Es wird sicherlich niemanden überraschen, dass ich unter einer PTBS leide, seit zehn Jahren immer wieder in psychosomatischen Kliniken bin und das Gefühl habe, dass andere Menschen vor allem GEFÄHRLICH sind. Gefährlich und fremd, und dass ich niemandem vertrauen kann. Ich will das nicht allein auf diese Kuren schieben - meine Mutter hat mich jahrelang geschlagen, gedemütigt und unterdrückt. Geholfen hat es sicherlich nicht.

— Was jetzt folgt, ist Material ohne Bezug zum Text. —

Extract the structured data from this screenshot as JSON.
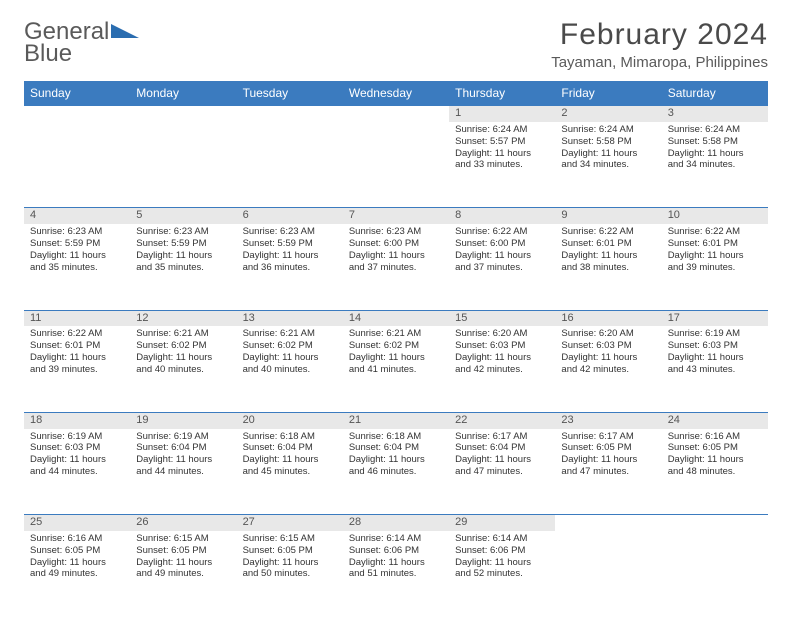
{
  "logo": {
    "word1": "General",
    "word2": "Blue"
  },
  "title": "February 2024",
  "location": "Tayaman, Mimaropa, Philippines",
  "colors": {
    "header_bg": "#3b7bbf",
    "header_text": "#ffffff",
    "daynum_bg": "#e8e8e8",
    "text": "#333333",
    "logo_gray": "#5a5a5a",
    "logo_blue": "#3b7bbf",
    "border": "#3b7bbf"
  },
  "typography": {
    "title_fontsize": 30,
    "location_fontsize": 15,
    "dayheader_fontsize": 12,
    "cell_fontsize": 9.5
  },
  "day_headers": [
    "Sunday",
    "Monday",
    "Tuesday",
    "Wednesday",
    "Thursday",
    "Friday",
    "Saturday"
  ],
  "weeks": [
    [
      null,
      null,
      null,
      null,
      {
        "n": "1",
        "sr": "6:24 AM",
        "ss": "5:57 PM",
        "dl": "11 hours and 33 minutes."
      },
      {
        "n": "2",
        "sr": "6:24 AM",
        "ss": "5:58 PM",
        "dl": "11 hours and 34 minutes."
      },
      {
        "n": "3",
        "sr": "6:24 AM",
        "ss": "5:58 PM",
        "dl": "11 hours and 34 minutes."
      }
    ],
    [
      {
        "n": "4",
        "sr": "6:23 AM",
        "ss": "5:59 PM",
        "dl": "11 hours and 35 minutes."
      },
      {
        "n": "5",
        "sr": "6:23 AM",
        "ss": "5:59 PM",
        "dl": "11 hours and 35 minutes."
      },
      {
        "n": "6",
        "sr": "6:23 AM",
        "ss": "5:59 PM",
        "dl": "11 hours and 36 minutes."
      },
      {
        "n": "7",
        "sr": "6:23 AM",
        "ss": "6:00 PM",
        "dl": "11 hours and 37 minutes."
      },
      {
        "n": "8",
        "sr": "6:22 AM",
        "ss": "6:00 PM",
        "dl": "11 hours and 37 minutes."
      },
      {
        "n": "9",
        "sr": "6:22 AM",
        "ss": "6:01 PM",
        "dl": "11 hours and 38 minutes."
      },
      {
        "n": "10",
        "sr": "6:22 AM",
        "ss": "6:01 PM",
        "dl": "11 hours and 39 minutes."
      }
    ],
    [
      {
        "n": "11",
        "sr": "6:22 AM",
        "ss": "6:01 PM",
        "dl": "11 hours and 39 minutes."
      },
      {
        "n": "12",
        "sr": "6:21 AM",
        "ss": "6:02 PM",
        "dl": "11 hours and 40 minutes."
      },
      {
        "n": "13",
        "sr": "6:21 AM",
        "ss": "6:02 PM",
        "dl": "11 hours and 40 minutes."
      },
      {
        "n": "14",
        "sr": "6:21 AM",
        "ss": "6:02 PM",
        "dl": "11 hours and 41 minutes."
      },
      {
        "n": "15",
        "sr": "6:20 AM",
        "ss": "6:03 PM",
        "dl": "11 hours and 42 minutes."
      },
      {
        "n": "16",
        "sr": "6:20 AM",
        "ss": "6:03 PM",
        "dl": "11 hours and 42 minutes."
      },
      {
        "n": "17",
        "sr": "6:19 AM",
        "ss": "6:03 PM",
        "dl": "11 hours and 43 minutes."
      }
    ],
    [
      {
        "n": "18",
        "sr": "6:19 AM",
        "ss": "6:03 PM",
        "dl": "11 hours and 44 minutes."
      },
      {
        "n": "19",
        "sr": "6:19 AM",
        "ss": "6:04 PM",
        "dl": "11 hours and 44 minutes."
      },
      {
        "n": "20",
        "sr": "6:18 AM",
        "ss": "6:04 PM",
        "dl": "11 hours and 45 minutes."
      },
      {
        "n": "21",
        "sr": "6:18 AM",
        "ss": "6:04 PM",
        "dl": "11 hours and 46 minutes."
      },
      {
        "n": "22",
        "sr": "6:17 AM",
        "ss": "6:04 PM",
        "dl": "11 hours and 47 minutes."
      },
      {
        "n": "23",
        "sr": "6:17 AM",
        "ss": "6:05 PM",
        "dl": "11 hours and 47 minutes."
      },
      {
        "n": "24",
        "sr": "6:16 AM",
        "ss": "6:05 PM",
        "dl": "11 hours and 48 minutes."
      }
    ],
    [
      {
        "n": "25",
        "sr": "6:16 AM",
        "ss": "6:05 PM",
        "dl": "11 hours and 49 minutes."
      },
      {
        "n": "26",
        "sr": "6:15 AM",
        "ss": "6:05 PM",
        "dl": "11 hours and 49 minutes."
      },
      {
        "n": "27",
        "sr": "6:15 AM",
        "ss": "6:05 PM",
        "dl": "11 hours and 50 minutes."
      },
      {
        "n": "28",
        "sr": "6:14 AM",
        "ss": "6:06 PM",
        "dl": "11 hours and 51 minutes."
      },
      {
        "n": "29",
        "sr": "6:14 AM",
        "ss": "6:06 PM",
        "dl": "11 hours and 52 minutes."
      },
      null,
      null
    ]
  ],
  "labels": {
    "sunrise": "Sunrise:",
    "sunset": "Sunset:",
    "daylight": "Daylight:"
  }
}
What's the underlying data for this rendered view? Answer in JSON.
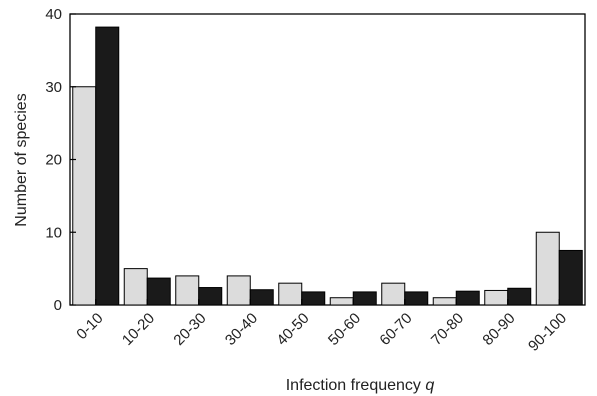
{
  "chart_data": {
    "type": "bar",
    "categories": [
      "0-10",
      "10-20",
      "20-30",
      "30-40",
      "40-50",
      "50-60",
      "60-70",
      "70-80",
      "80-90",
      "90-100"
    ],
    "series": [
      {
        "values": [
          30,
          5,
          4,
          4,
          3,
          1,
          3,
          1,
          2,
          10
        ],
        "color": "#dcdcdc"
      },
      {
        "values": [
          38.2,
          3.7,
          2.4,
          2.1,
          1.8,
          1.8,
          1.8,
          1.9,
          2.3,
          7.5
        ],
        "color": "#1a1a1a"
      }
    ],
    "xlabel": "Infection frequency",
    "xlabel_var": "q",
    "ylabel": "Number of species",
    "ylim": [
      0,
      40
    ],
    "yticks": [
      0,
      10,
      20,
      30,
      40
    ],
    "grid": false,
    "legend": "none"
  }
}
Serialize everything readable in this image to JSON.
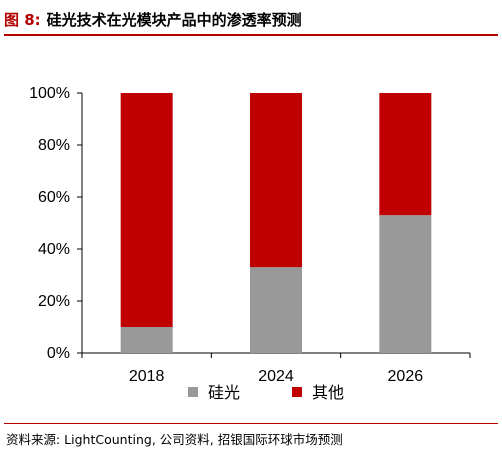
{
  "figure": {
    "label": "图 8:",
    "title": "硅光技术在光模块产品中的渗透率预测"
  },
  "source": "资料来源: LightCounting, 公司资料, 招银国际环球市场预测",
  "chart_data": {
    "type": "bar",
    "stacked": true,
    "categories": [
      "2018",
      "2024",
      "2026"
    ],
    "series": [
      {
        "name": "硅光",
        "color": "#999999",
        "values": [
          10,
          33,
          53
        ]
      },
      {
        "name": "其他",
        "color": "#c00000",
        "values": [
          90,
          67,
          47
        ]
      }
    ],
    "ylim": [
      0,
      100
    ],
    "yticks": [
      "0%",
      "20%",
      "40%",
      "60%",
      "80%",
      "100%"
    ],
    "grid": false,
    "legend": "bottom"
  }
}
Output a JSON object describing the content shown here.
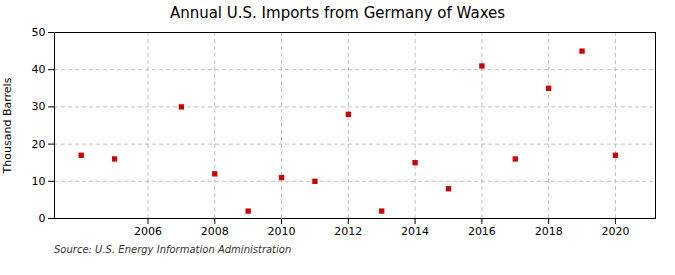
{
  "chart_data": {
    "type": "scatter",
    "title": "Annual U.S. Imports from Germany of Waxes",
    "ylabel": "Thousand Barrels",
    "source": "Source: U.S. Energy Information Administration",
    "x": [
      2004,
      2005,
      2007,
      2008,
      2009,
      2010,
      2011,
      2012,
      2013,
      2014,
      2015,
      2016,
      2017,
      2018,
      2019,
      2020
    ],
    "values": [
      17,
      16,
      30,
      12,
      2,
      11,
      10,
      28,
      2,
      15,
      8,
      41,
      16,
      35,
      45,
      17
    ],
    "color": "#cc0000",
    "marker": "square",
    "xlim": [
      2003.2,
      2021.2
    ],
    "ylim": [
      0,
      50
    ],
    "xticks": [
      2006,
      2008,
      2010,
      2012,
      2014,
      2016,
      2018,
      2020
    ],
    "yticks": [
      0,
      10,
      20,
      30,
      40,
      50
    ],
    "grid": true
  }
}
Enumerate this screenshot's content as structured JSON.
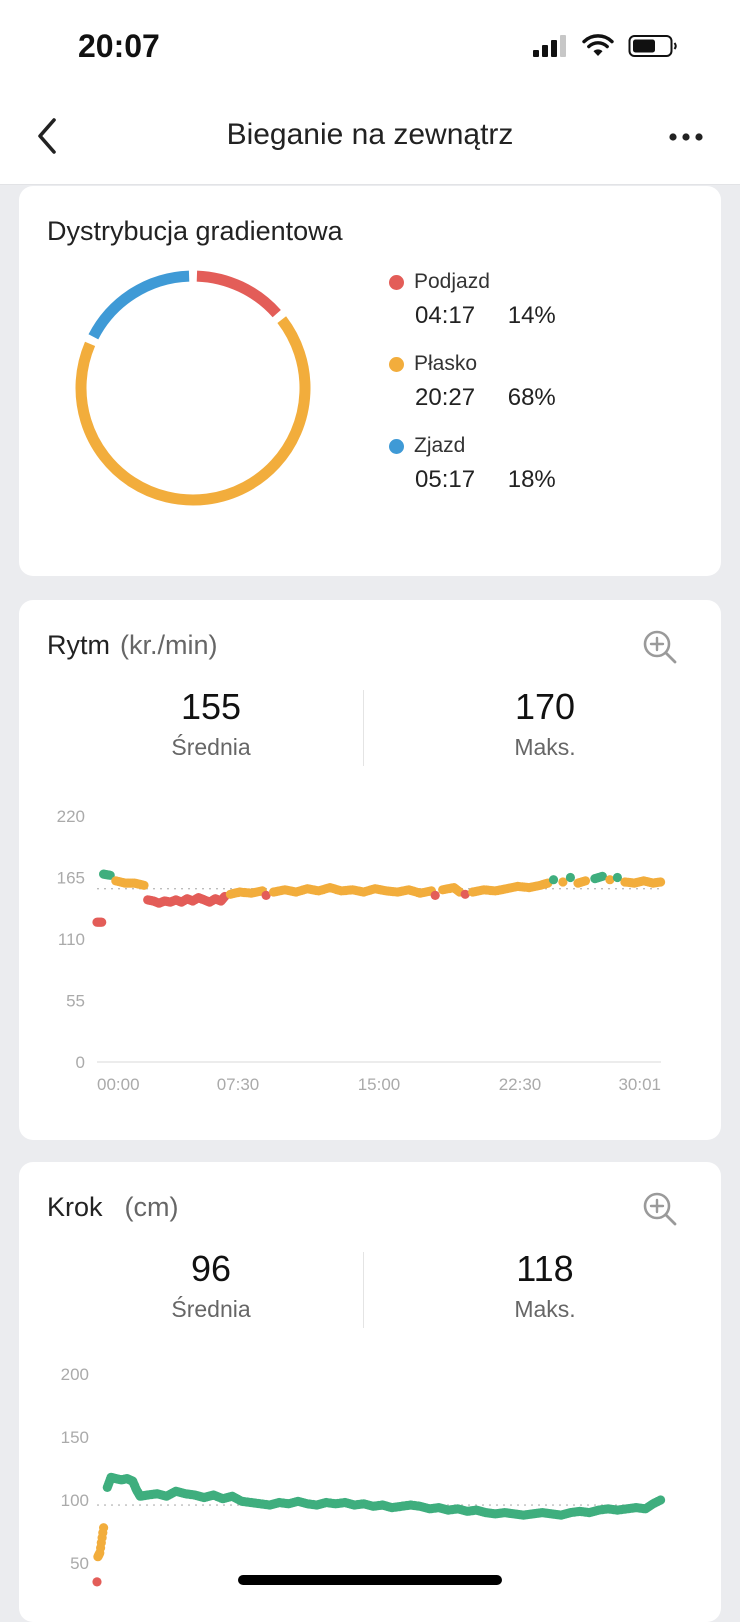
{
  "status_bar": {
    "time": "20:07"
  },
  "header": {
    "title": "Bieganie na zewnątrz"
  },
  "gradient_card": {
    "title": "Dystrybucja gradientowa",
    "segments": [
      {
        "label": "Podjazd",
        "time": "04:17",
        "percent": "14%",
        "share": 0.14,
        "color": "#e35d58"
      },
      {
        "label": "Płasko",
        "time": "20:27",
        "percent": "68%",
        "share": 0.68,
        "color": "#f2ad3c"
      },
      {
        "label": "Zjazd",
        "time": "05:17",
        "percent": "18%",
        "share": 0.18,
        "color": "#3f9ad6"
      }
    ]
  },
  "cadence_card": {
    "title": "Rytm",
    "unit": "(kr./min)",
    "avg_value": "155",
    "avg_label": "Średnia",
    "max_value": "170",
    "max_label": "Maks."
  },
  "stride_card": {
    "title": "Krok",
    "unit": "(cm)",
    "avg_value": "96",
    "avg_label": "Średnia",
    "max_value": "118",
    "max_label": "Maks."
  },
  "chart_data": [
    {
      "type": "scatter",
      "title": "Rytm (kr./min)",
      "ylim": [
        0,
        220
      ],
      "y_ticks": [
        "220",
        "165",
        "110",
        "55",
        "0"
      ],
      "x_ticks": [
        "00:00",
        "07:30",
        "15:00",
        "22:30",
        "30:01"
      ],
      "x_range_min": [
        0,
        30.02
      ],
      "reference_line": 155,
      "grid": false,
      "points_min_value_color": [
        [
          0.0,
          125,
          "red"
        ],
        [
          0.25,
          125,
          "red"
        ],
        [
          0.35,
          168,
          "green"
        ],
        [
          0.7,
          167,
          "green"
        ],
        [
          1.0,
          162,
          "orange"
        ],
        [
          1.5,
          160,
          "orange"
        ],
        [
          2.0,
          160,
          "orange"
        ],
        [
          2.5,
          158,
          "orange"
        ],
        [
          2.7,
          145,
          "red"
        ],
        [
          3.0,
          144,
          "red"
        ],
        [
          3.3,
          142,
          "red"
        ],
        [
          3.6,
          144,
          "red"
        ],
        [
          3.9,
          143,
          "red"
        ],
        [
          4.2,
          145,
          "red"
        ],
        [
          4.5,
          143,
          "red"
        ],
        [
          4.8,
          146,
          "red"
        ],
        [
          5.1,
          144,
          "red"
        ],
        [
          5.4,
          147,
          "red"
        ],
        [
          5.7,
          145,
          "red"
        ],
        [
          6.0,
          143,
          "red"
        ],
        [
          6.3,
          146,
          "red"
        ],
        [
          6.6,
          144,
          "red"
        ],
        [
          6.8,
          148,
          "red"
        ],
        [
          7.1,
          150,
          "orange"
        ],
        [
          7.6,
          152,
          "orange"
        ],
        [
          8.2,
          151,
          "orange"
        ],
        [
          8.8,
          153,
          "orange"
        ],
        [
          9.0,
          149,
          "red"
        ],
        [
          9.4,
          152,
          "orange"
        ],
        [
          10.0,
          154,
          "orange"
        ],
        [
          10.6,
          152,
          "orange"
        ],
        [
          11.2,
          155,
          "orange"
        ],
        [
          11.8,
          153,
          "orange"
        ],
        [
          12.4,
          156,
          "orange"
        ],
        [
          13.0,
          153,
          "orange"
        ],
        [
          13.6,
          154,
          "orange"
        ],
        [
          14.2,
          152,
          "orange"
        ],
        [
          14.8,
          155,
          "orange"
        ],
        [
          15.4,
          153,
          "orange"
        ],
        [
          16.0,
          152,
          "orange"
        ],
        [
          16.6,
          154,
          "orange"
        ],
        [
          17.2,
          151,
          "orange"
        ],
        [
          17.8,
          153,
          "orange"
        ],
        [
          18.0,
          149,
          "red"
        ],
        [
          18.4,
          154,
          "orange"
        ],
        [
          19.0,
          156,
          "orange"
        ],
        [
          19.3,
          152,
          "orange"
        ],
        [
          19.6,
          150,
          "red"
        ],
        [
          20.0,
          152,
          "orange"
        ],
        [
          20.6,
          154,
          "orange"
        ],
        [
          21.2,
          153,
          "orange"
        ],
        [
          21.8,
          155,
          "orange"
        ],
        [
          22.4,
          157,
          "orange"
        ],
        [
          23.0,
          156,
          "orange"
        ],
        [
          23.6,
          158,
          "orange"
        ],
        [
          24.0,
          160,
          "orange"
        ],
        [
          24.3,
          163,
          "green"
        ],
        [
          24.8,
          161,
          "orange"
        ],
        [
          25.2,
          165,
          "green"
        ],
        [
          25.6,
          160,
          "orange"
        ],
        [
          26.0,
          162,
          "orange"
        ],
        [
          26.5,
          164,
          "green"
        ],
        [
          26.9,
          166,
          "green"
        ],
        [
          27.3,
          163,
          "orange"
        ],
        [
          27.7,
          165,
          "green"
        ],
        [
          28.1,
          161,
          "orange"
        ],
        [
          28.6,
          160,
          "orange"
        ],
        [
          29.1,
          162,
          "orange"
        ],
        [
          29.6,
          160,
          "orange"
        ],
        [
          30.0,
          161,
          "orange"
        ]
      ]
    },
    {
      "type": "scatter",
      "title": "Krok (cm)",
      "ylim": [
        0,
        200
      ],
      "y_ticks": [
        "200",
        "150",
        "100",
        "50"
      ],
      "reference_line": 96,
      "grid": false,
      "points_min_value_color": [
        [
          0.0,
          35,
          "red"
        ],
        [
          0.05,
          55,
          "orange"
        ],
        [
          0.15,
          58,
          "orange"
        ],
        [
          0.35,
          78,
          "orange"
        ],
        [
          0.55,
          110,
          "green"
        ],
        [
          0.75,
          118,
          "green"
        ],
        [
          1.0,
          117,
          "green"
        ],
        [
          1.3,
          116,
          "green"
        ],
        [
          1.6,
          117,
          "green"
        ],
        [
          1.9,
          115,
          "green"
        ],
        [
          2.1,
          108,
          "green"
        ],
        [
          2.3,
          103,
          "green"
        ],
        [
          2.7,
          104,
          "green"
        ],
        [
          3.2,
          105,
          "green"
        ],
        [
          3.7,
          103,
          "green"
        ],
        [
          4.2,
          107,
          "green"
        ],
        [
          4.7,
          105,
          "green"
        ],
        [
          5.2,
          104,
          "green"
        ],
        [
          5.7,
          102,
          "green"
        ],
        [
          6.2,
          104,
          "green"
        ],
        [
          6.7,
          101,
          "green"
        ],
        [
          7.2,
          103,
          "green"
        ],
        [
          7.7,
          99,
          "green"
        ],
        [
          8.2,
          98,
          "green"
        ],
        [
          8.7,
          97,
          "green"
        ],
        [
          9.2,
          96,
          "green"
        ],
        [
          9.7,
          98,
          "green"
        ],
        [
          10.2,
          97,
          "green"
        ],
        [
          10.7,
          99,
          "green"
        ],
        [
          11.2,
          97,
          "green"
        ],
        [
          11.7,
          96,
          "green"
        ],
        [
          12.2,
          98,
          "green"
        ],
        [
          12.7,
          97,
          "green"
        ],
        [
          13.2,
          98,
          "green"
        ],
        [
          13.7,
          96,
          "green"
        ],
        [
          14.2,
          97,
          "green"
        ],
        [
          14.7,
          95,
          "green"
        ],
        [
          15.2,
          96,
          "green"
        ],
        [
          15.7,
          94,
          "green"
        ],
        [
          16.2,
          95,
          "green"
        ],
        [
          16.7,
          96,
          "green"
        ],
        [
          17.2,
          95,
          "green"
        ],
        [
          17.7,
          93,
          "green"
        ],
        [
          18.2,
          94,
          "green"
        ],
        [
          18.7,
          92,
          "green"
        ],
        [
          19.2,
          93,
          "green"
        ],
        [
          19.7,
          91,
          "green"
        ],
        [
          20.2,
          92,
          "green"
        ],
        [
          20.7,
          90,
          "green"
        ],
        [
          21.2,
          89,
          "green"
        ],
        [
          21.7,
          90,
          "green"
        ],
        [
          22.2,
          89,
          "green"
        ],
        [
          22.7,
          88,
          "green"
        ],
        [
          23.2,
          89,
          "green"
        ],
        [
          23.7,
          90,
          "green"
        ],
        [
          24.2,
          89,
          "green"
        ],
        [
          24.7,
          88,
          "green"
        ],
        [
          25.2,
          90,
          "green"
        ],
        [
          25.7,
          91,
          "green"
        ],
        [
          26.2,
          90,
          "green"
        ],
        [
          26.7,
          92,
          "green"
        ],
        [
          27.2,
          93,
          "green"
        ],
        [
          27.7,
          92,
          "green"
        ],
        [
          28.2,
          93,
          "green"
        ],
        [
          28.7,
          94,
          "green"
        ],
        [
          29.2,
          93,
          "green"
        ],
        [
          29.6,
          97,
          "green"
        ],
        [
          30.0,
          100,
          "green"
        ]
      ]
    }
  ]
}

Liebe Evelyn, ich verstehe dich, aber wir, die wir in der Öffentlichkeit stehen, müssen belegen, dass es die vielen Betroffenen gibt. Dafür gibt es ja das Portal: ZEUGNIS ABLEGEN, da kann man ja sehen, dass es um viele Menschen geht, die dieselbe Erfahrung gemacht haben. Dafür gibt es unsere Fragebögen. Wir versuchen viel und kämpfen mit Argumenten. Und ein Denkmal ist ein Denkanstoß für viele Unbeteiligte und besser als in den Museen weiterhin nur Positives zu den Verschickungen zu lesen. Grüße, Anja
Ich bin sehr entrüstet darüber dass es Menschen gibt die diese vielen Tatsachenberichte betroffener Kinder/ Menschen überhaupt anzweifeln oder versuchen ins lächerliche zu ziehen indem sie gegenteiliges behaupten oder diese Verbrechen abzumildern. Ich benutze absichtlich den Begriff ,,Verbrechen „, denn nichts anderes sind diese Taten und Missbräuche an Kindern bzw. in
diesem Fall sogar schutzbefohlener Minderjähriger!!!
Ich bin selbst betroffen und ich habe nun schon mein ganzes Leben mit den Folgen zu kämpfen. Ich bin seitdem einfach noch kränker geworden.
Ich kann gar nicht nach Borkum fahren und mir Denkmäler begucken. Ich müsste mich übergeben wenn ich an den Ort zurückkehren müsste an dem die Weichen meines Lebens so verderblich gestellt worden sind.
Hier wurden systematisch Kinderseelen zerstört mit negativen Auswirkungen
für den Rest des gesamten Lebens.
Was ??? frage ich jeden Einzelnen…was soll das wieder gut machen???
Ich bewundere diejenigen die ihre Geschichte und die Geschehnisse
in die Öffentlichkeit getragen haben und ans Tageslicht gebracht haben…
Ich habe das Trauma mein ganzes Leben bis Heute nicht überwinden oder aufarbeiten können, trotz Therapien.
Und…ich verachte diese Menschen die daher kommen und meinen sie könnten diese fürchterlichen Tatsachen, Verbrechen und Leid, einfach verharmlosen oder anzweifeln.
Weiterhin bin ich der Meinung dass dieses ganze Land und dessen Regierung für diese Schande geradezustehen hat.
Nicht wir die Betroffenen müssen um Anerkennung betteln!!!